The production of cryptocurrencies isn’t anything like that of regular money. There’s no central authority that issues new notes; instead, bitcoins (or Litecoins, or any of the other so-called ‘alt-coins’) are generated through a process known as ‘mining’. So what is cryptocurrency mining, and how does it work?
Cryptocurrency mining and the blockchain
To understand how cryptocurrency mining works, you have to first understand the concept of the blockchain. The blockchain is the technology that underpins virtually every cryptocurrency, and it basically operates as a decentralised record – or public ledger – of all the transactions that have been conducted with a given cryptocurrency.
Transactions are collected into ‘blocks’, which are then authenticated (verifying that all the transactions are real and legitimate) by ‘miners’ (who check that the same coin hasn’t been spent again before the transaction has cleared, and that the input and output amounts match) and the next subsequent block of transactions is then linked to it. This forms the basis on which cryptocurrencies are built, but it’s also how new units of those currencies are generated.
Mining new blocks
Without a central authority, someone needs to collect all the transactions conducted with a cryptocurrency in order to form a new block. The network nodes that do this are referred to as ‘miners’. Each time a bundle of transactions are collected into a block, it is added to the blockchain, and whoever assembled the block is rewarded with units of the currency.
However, in order to prevent the currency being devalued by miners creating large volumes of new blocks, the task of creating a block is made artificially harder. This is done by requiring miners to solve a complex mathematical problem called a ‘proof of work’.
In order to successfully create a block, it must be accompanied by a cryptographic hash that fulfills certain requirements. The only feasible way to arrive at a hash matching the correct criteria is to simply calculate as many as possible and wait until you get a matching hash. When the right hash is found, a new block is formed and the miner that found it is awarded with units of cryptocurrency.
Think of it like one of those competitions where you have to guess the weight of the cake – only you get unlimited guesses, and the first one to submit a correct answer wins. Whoever can make guesses at the fastest rate has a higher chance of winning.
Cryptocurrency mining limits
In practice, this means that miners are competing against each other to calculate as many hashes as possible, in the hopes of getting to be the first one to hit the correct one, form a block and get their cryptocurrency payout.
However, the difficulty of calculating the hashes also scales – every new block of bitcoins becomes harder to mine. In theory, this ensures that the rate at which new blocks are created remains steady. Many cryptocurrencies also have a finite limit on the amount of units that can ever be generated. For example, there will only ever be 21 million Bitcoins in the world. After that, mining a new block will not generate any bitcoins at all.

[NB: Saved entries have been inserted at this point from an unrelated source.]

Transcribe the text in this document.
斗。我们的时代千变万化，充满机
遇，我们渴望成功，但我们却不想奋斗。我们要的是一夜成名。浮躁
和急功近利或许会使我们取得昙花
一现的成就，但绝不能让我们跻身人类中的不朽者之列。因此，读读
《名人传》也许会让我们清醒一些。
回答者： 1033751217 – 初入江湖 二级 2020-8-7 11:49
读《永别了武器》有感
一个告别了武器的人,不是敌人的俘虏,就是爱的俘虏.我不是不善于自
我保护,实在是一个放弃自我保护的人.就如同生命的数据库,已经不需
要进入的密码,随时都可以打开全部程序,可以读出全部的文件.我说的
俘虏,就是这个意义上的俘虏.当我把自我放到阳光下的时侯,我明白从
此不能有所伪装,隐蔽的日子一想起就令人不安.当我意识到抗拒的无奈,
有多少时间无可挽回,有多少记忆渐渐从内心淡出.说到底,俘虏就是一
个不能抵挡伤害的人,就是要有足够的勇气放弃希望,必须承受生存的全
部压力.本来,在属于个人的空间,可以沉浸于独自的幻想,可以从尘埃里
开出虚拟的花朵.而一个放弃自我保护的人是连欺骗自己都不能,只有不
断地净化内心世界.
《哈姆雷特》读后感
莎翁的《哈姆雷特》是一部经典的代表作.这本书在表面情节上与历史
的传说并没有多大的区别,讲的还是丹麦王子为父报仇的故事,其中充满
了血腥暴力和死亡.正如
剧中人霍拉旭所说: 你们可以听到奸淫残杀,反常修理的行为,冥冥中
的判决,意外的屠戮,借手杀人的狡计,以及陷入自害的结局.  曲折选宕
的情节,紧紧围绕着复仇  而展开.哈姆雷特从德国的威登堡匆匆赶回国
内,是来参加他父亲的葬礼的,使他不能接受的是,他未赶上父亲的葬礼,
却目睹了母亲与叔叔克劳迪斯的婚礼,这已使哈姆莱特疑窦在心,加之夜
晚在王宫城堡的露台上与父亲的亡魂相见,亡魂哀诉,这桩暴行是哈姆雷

Cryptocurrency mining requirements
While it used to be possible to mine your own cryptocurrencies using a regular PC, for the most part that is no longer the case. As more people start mining, the hardware necessary to mine effectively increases; from a moderately-powerful processor, to a high-end GPU, to several GPUs working together, to specialized chips designed specifically for mining.
In order to successfully mine most modern cryptocurrencies, you’ll need to spend at least £1,000 on hardware, as well as footing the substantial electricity bill that having it running 24/7 will generate. In fact, most miners spend the vast majority of their mining income on covering the costs of running their equipment.
Now that the Bitcoin boom is thoroughly underway, certain companies and groups have started putting serious money behind it, with large warehouses full of floor-to-ceiling racks of expensive graphics cards, doing nothing but trying to mine new units of Bitcoin, Litecoin, Ether and the like.
For context, the Bitcoin network processes 5.5 quintillion hashes per second. Unless you have equipment that can process a vast number of calculations in a very short space of time, your odds of competing with large mining operations are infinitesimally small. This is why many miners join forces, banding together to create ‘mining pools’, sharing their compute power and any returns generated from their efforts.
Is It Worth It to Mine Cryptocoins?
As a hobby venture, yes, cryptocoin mining can generate a small income of perhaps a dollar or two per day. In particular, the digital currencies mentioned above are very accessible for regular people to mine, and a person can recoup $1000 in hardware costs in about 18-24 months.
As a second income, no, cryptocoin mining is not a reliable way to make substantial money for most people. The profit from mining cryptocoins only becomes significant when someone is willing to invest $3000-$5000 in up-front hardware costs, at which time you could potentially earn $50 per day or more.